“Right to Try” Is a Good First Step, Should Be Expanded

CascadeNewLogoBy Anna Mae Kersey

Oregon House Bill 2300 gives terminally ill patients access to potentially life-saving drugs or investigational products not yet approved by the FDA that they might otherwise die waiting for.

While the necessity of such a bill is largely uncontroversial, and since last year more than 20 states have passed similar legislation, restrictions are included in Oregon’s law that severely limit the types of terminally ill patients who would be eligible for this kind of treatment.

As passed unanimously by both the House and the Senate, HB 2300 leaves out children with fatal illnesses and patients in the early stages of cancer or progressive neurodegenerative diseases like ALS, and instead holds them subject to the same restrictions as those seeking “Death with Dignity” or assisted suicide. These patients, who have the possibility of living long and fulfilling lives during which their illnesses might be contained, if not eliminated, are denied this prospect, along with the fundamental human right to care for themselves.

HB 2300 is a good start in the direction of increasing medical autonomy for the terminally ill in Oregon. However, in future legislative sessions the law needs to be expanded so that terminally ill patients seeking to exercise their “Right to Try” are not subject to the same constraints as those seeking the “Right to Die.”

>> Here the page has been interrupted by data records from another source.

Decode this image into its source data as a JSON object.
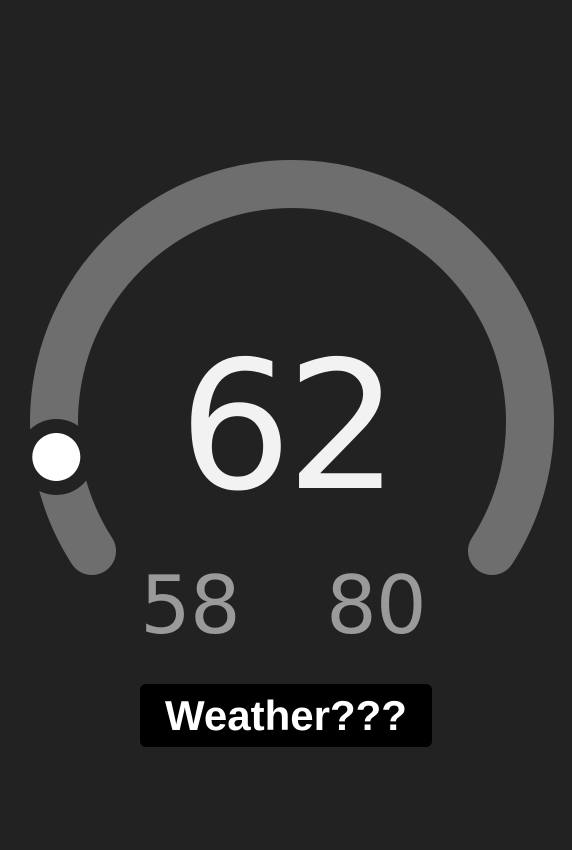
{
  "widget": {
    "current_temp": "62",
    "low_temp": "58",
    "high_temp": "80",
    "gauge_level": 0.1
  },
  "caption": {
    "text": "Weather???"
  },
  "colors": {
    "background": "#222222",
    "arc": "#6e6e6e",
    "indicator": "#ffffff",
    "primary_text": "#f2f2f2",
    "secondary_text": "#9a9a9a",
    "caption_bg": "#000000"
  }
}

Anna Mae Kersey is a research associate at Cascade Policy Institute, Oregon’s free market think tank. She recently graduated from Mercer University in Macon, Georgia with an Honors B.A. in Philosophy and is pursuing a Master’s of Liberal Arts at St. John’s College in Santa Fe, New Mexico.

  • Bob Clark

    With ALS I should think law makers would have wanted to give the same right to try, as this disease is a steady progression to a permanently weaker state.

    At the same time, no doubt the legislation contains safeguards against those marginal outfits who seek to sell to those disparate, and in the throes of terminal health, tabloid like cures.

    • Bob, you’re correct that the legislation does contain safeguards. Only drugs that have completed Phase 1 FDA clinical trials and are still in further phase studies or waiting approval are allowed, and companies cannot charge more than the direct cost of manufacturing and delivering the specific doses for Right to Try use.

      With such safeguards, there only seem to be political reasons for limiting the law’s use to those deemed to have less than six months to live. ALS patients, for example, often have at least a 50% chance of living more than five years beyond their diagnosis. To make such patients wait until they have less than six months seems cruel.

      • Bob Clark

        Thanks, Steve.

  • Marc

    If I am sick and need something I will take it no matter what anyone else says or does.